Transduction is the resulting cascades of molecular interactions relaying signals from receptor to target molecules in the cell. Transmembrane protein Receptor binds with signalling molecule (which does not need to pass through the cell membrane). Signalling molecule changes the configuration of the receptor in some way, triggering a response. There are 3 types: 1. Ion channel receptors - Na+ channel opened by ligand (signalling protein) causing FAST neurotramission SEE BELOW FOR MORE 2. G protein coupled receptors - 7 Transmembrane Domains - Works with a G protein which is bound to the energy-rich molecule GTP - Largest family of receptors o 1000 members in human genome - 50% of our drugs target GPCRs - Activated by a variety of stimuli o Light, ions, odorants, neurotransmitters, hormones, proteins Here the first messenger (signalling molecule) comes in to change the configuration of the G-protein linked receptor. This causes the now active receptor to bind with the heterotrimetic (has 3 different peptide chains) G protein which was originally bound to a GDP molecule and this causes a GTP to replace the GDP. This GTP facilitates the activation of another protein (usually an enzyme) which catalyses the conversion of ATP to a second messenger. The second messenger acts by activating another protein leading to cellular responses. The changes in the enzyme and G protein are only temporary because the G protein also functions as a GTPase enzyme in other words, it then hydrolyses its bound GTP to GDP and an inorganic phosphate group. Now the G protein is inactive again and is ready for reuse. EXAMPLE: Adrenaline works on a G-protein coupled receptor (beta-receptor) which activates the splitting of the subunits of the G-protein and the binding of GTP to produce an enzyme (adenylyl cyclase) which produces the second messenger camp and another enzyme protein kinase A that inhibits glycogen synthesis and promotes glycogen breakdown into glucose mainly in the liver for release into the blood stream and use for energy by the body.
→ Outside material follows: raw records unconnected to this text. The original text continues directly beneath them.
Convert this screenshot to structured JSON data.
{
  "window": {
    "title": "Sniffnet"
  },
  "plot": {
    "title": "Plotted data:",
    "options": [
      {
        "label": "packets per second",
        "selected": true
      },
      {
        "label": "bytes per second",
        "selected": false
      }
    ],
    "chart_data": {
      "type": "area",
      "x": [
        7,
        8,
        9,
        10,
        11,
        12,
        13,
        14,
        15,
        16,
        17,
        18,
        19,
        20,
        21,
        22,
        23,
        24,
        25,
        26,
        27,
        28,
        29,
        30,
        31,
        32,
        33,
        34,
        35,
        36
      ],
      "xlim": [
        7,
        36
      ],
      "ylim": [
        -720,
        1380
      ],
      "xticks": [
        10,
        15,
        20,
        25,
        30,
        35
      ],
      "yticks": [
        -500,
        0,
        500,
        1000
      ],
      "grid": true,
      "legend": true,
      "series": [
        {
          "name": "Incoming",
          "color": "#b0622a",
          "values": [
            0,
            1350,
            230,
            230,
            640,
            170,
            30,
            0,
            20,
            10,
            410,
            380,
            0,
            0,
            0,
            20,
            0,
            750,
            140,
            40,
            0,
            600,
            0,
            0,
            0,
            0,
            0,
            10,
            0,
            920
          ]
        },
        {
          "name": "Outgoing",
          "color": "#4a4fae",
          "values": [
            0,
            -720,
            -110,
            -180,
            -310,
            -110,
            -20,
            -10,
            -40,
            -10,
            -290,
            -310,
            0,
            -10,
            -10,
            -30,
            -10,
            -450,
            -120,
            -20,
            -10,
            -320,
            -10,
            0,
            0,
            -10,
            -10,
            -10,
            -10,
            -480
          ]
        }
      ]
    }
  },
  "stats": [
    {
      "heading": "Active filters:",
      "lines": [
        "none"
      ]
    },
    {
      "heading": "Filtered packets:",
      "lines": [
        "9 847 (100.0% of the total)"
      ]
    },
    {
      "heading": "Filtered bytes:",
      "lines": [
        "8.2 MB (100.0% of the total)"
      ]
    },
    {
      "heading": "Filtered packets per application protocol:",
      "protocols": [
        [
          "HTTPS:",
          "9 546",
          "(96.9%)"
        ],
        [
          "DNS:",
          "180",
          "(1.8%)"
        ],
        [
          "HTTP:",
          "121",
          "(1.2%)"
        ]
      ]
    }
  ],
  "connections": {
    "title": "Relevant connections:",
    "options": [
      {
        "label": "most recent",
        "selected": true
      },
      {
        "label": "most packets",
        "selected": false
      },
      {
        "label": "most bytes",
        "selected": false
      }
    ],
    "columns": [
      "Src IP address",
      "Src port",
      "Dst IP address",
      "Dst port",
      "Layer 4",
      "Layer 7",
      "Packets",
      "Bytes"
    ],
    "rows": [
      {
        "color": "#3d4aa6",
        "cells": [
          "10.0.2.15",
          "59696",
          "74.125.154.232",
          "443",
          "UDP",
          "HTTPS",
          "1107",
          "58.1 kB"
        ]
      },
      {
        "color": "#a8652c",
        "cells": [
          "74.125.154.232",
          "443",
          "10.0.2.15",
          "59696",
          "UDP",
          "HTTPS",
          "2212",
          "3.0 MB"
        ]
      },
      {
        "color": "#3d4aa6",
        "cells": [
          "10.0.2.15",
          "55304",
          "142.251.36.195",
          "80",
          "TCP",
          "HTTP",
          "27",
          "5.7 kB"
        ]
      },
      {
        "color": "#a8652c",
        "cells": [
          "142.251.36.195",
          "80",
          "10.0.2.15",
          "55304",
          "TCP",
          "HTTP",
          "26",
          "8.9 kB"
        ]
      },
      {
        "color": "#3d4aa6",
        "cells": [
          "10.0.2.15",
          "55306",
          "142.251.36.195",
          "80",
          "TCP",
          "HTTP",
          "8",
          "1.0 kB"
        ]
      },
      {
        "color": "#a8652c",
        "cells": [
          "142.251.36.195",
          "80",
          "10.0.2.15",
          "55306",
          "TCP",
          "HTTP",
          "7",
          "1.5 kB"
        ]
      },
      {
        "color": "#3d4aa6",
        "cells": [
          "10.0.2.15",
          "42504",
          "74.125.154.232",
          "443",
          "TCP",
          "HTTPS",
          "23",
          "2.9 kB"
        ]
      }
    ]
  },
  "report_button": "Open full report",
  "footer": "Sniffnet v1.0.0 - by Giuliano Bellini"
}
Also acts on the beta-receptor of the smooth muscle cells of the vessels that supply blood to the skeletal muscle resulting in vasodilation. Also acts on the alpha-receptor of the smooth muscle cells of the vessels that supply blood to the digestive tract resulting in vasoconstriction. 3. Tyrosine-kinase linked receptors - 1 TMD - Receptor acts as a catalyst (once bound to signalling molecule) for the phosphorylation of amino acids in proteins. o Phosphorylation = adding a phosphate group to the OH group in the amino acid The receptor tyrosine kinase receptors look to be individual units referred to as monomers. The binding of a signalling molecule such as a growth factor causes two receptor monomers to associate closely with each other, forming a complex known as a dimer. This activates the tyrosine kinase region of each monomer causing them to phosphorylate the tyrosine on their tails by transferring a phosphate from ATP to the tails of each monomer. This fully activated receptor is recognised by specific relay proteins. Each binds to a phosphorylated tyrosine and undergoes a resulting structural change that triggers a transduction pathway leading to cellular response. EXAMPLE: The pancreatic beta cells (β cells) are known to be sensitive to the glucose concentration in the blood. They release insulin when blood glucose levels are high to promote the production of glucose transporters in the liver and the storage of glucose as glycogen.